Manoel, pelos Sensible Soccers
Outubro tem sido um mês promissor para novos lançamentos. Desta vez, chega-nos o álbum Manoel, dos Sensible Soccers. Após algum tempo de maturação, encontramos um disco que quase dispensa apresentações. O quarto longa-duração da banda foi gravado pela Arda Recorders e produzido pela banda e por João Brandão.
É absolutamente incrível esta capacidade de ver além dos ouvidos — e ouvir além dos olhos. Tudo isto para dizer que este é um trio que já nos habituou a transpor as imagens para o som e o som para a imagem. São sons que dançam entre si e se entrelaçam na memória detalhada de uma atmosfera sonhadora e cintilante.

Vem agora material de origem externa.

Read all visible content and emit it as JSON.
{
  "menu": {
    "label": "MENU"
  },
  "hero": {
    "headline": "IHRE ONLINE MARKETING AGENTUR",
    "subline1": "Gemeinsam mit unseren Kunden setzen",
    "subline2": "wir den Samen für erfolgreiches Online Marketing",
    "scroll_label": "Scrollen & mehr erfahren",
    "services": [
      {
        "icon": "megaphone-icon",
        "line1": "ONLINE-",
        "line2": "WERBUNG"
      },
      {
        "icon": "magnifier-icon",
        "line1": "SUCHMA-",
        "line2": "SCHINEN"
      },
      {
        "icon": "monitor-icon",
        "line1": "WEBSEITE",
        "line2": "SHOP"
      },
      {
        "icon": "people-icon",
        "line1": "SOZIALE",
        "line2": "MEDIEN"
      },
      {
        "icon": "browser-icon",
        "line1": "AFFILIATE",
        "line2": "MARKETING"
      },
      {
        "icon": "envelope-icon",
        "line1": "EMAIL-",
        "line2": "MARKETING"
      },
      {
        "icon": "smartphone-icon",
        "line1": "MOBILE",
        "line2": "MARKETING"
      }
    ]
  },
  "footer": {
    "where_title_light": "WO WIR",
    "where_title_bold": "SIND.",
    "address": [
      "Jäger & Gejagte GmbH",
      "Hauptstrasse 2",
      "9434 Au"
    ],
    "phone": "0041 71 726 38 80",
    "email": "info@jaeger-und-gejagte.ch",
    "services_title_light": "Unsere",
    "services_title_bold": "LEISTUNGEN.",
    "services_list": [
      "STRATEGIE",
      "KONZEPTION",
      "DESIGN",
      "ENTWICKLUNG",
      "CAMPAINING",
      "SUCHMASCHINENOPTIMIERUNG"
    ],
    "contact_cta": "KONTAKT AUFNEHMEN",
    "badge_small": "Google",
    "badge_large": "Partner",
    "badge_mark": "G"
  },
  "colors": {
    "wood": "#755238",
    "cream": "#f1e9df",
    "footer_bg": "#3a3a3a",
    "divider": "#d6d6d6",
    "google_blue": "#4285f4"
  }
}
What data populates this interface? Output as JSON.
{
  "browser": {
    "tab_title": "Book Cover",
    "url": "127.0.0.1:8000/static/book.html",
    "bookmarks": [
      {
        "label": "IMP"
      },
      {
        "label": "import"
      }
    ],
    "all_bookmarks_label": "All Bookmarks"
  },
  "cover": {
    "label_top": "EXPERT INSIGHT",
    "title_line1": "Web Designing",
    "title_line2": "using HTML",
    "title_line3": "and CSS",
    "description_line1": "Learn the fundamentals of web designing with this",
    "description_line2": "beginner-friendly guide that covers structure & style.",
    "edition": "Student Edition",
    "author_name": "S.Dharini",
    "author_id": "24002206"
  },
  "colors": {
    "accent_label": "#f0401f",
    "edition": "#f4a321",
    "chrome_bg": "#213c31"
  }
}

Manoel é um álbum que resulta da criação de duas novas bandas sonoras para dois filmes de Manoel de Oliveira: “Douro, Faina Fluvial” (1931) e “O Pintor e a Cidade” (1956). É desta homenagem que surge o nome do disco e é a esta visão sobre as paisagens que a banda vai beber como fonte de inspiração. A essência do disco encontra-se no diálogo entre a memória e a(s) cidade(s), sendo deste íntimo que se parte para uma composição reminiscente com uma sonância cinematográfica.
Manoel de Oliveira era um realizador fascinado pela cidade que o viu nascer, o Porto, transmitindo esta afectividade nas suas imagens. Também neste disco que o elogia lá se regressa, com a melodia que se constrói para lá das próprias imagens. É na dicotomia entre os dois filmes que o cine-concerto nasce, ainda que o disco viva por si só, para além dos filmes.
“Este diálogo assume diferentes contornos ao longo do caminho: por vezes a música passeia no cinema, ao seu passo e no seu tempo, como vento pelas costas. Outras vezes invade-o, impondo uma nova leitura, qual vendaval hostil.”
Sensible Soccers
Este é um disco que embarca numa nova trajectória, expandindo-se não só nos instrumentos, mas também nas ideias, e deixa esta confabulação entre o ouvinte e a sua capacidade de explorar novas atmosferas cadentes. Estes 10 temas apresentam um novo caminho que vai para além dos belos sintetizadores, passando do jazz até ao dub, da música ambiente ao techno. Não deixa de ser curioso esta capacidade de exploração e de experimentalismo que se mantém sempre presente na sua música.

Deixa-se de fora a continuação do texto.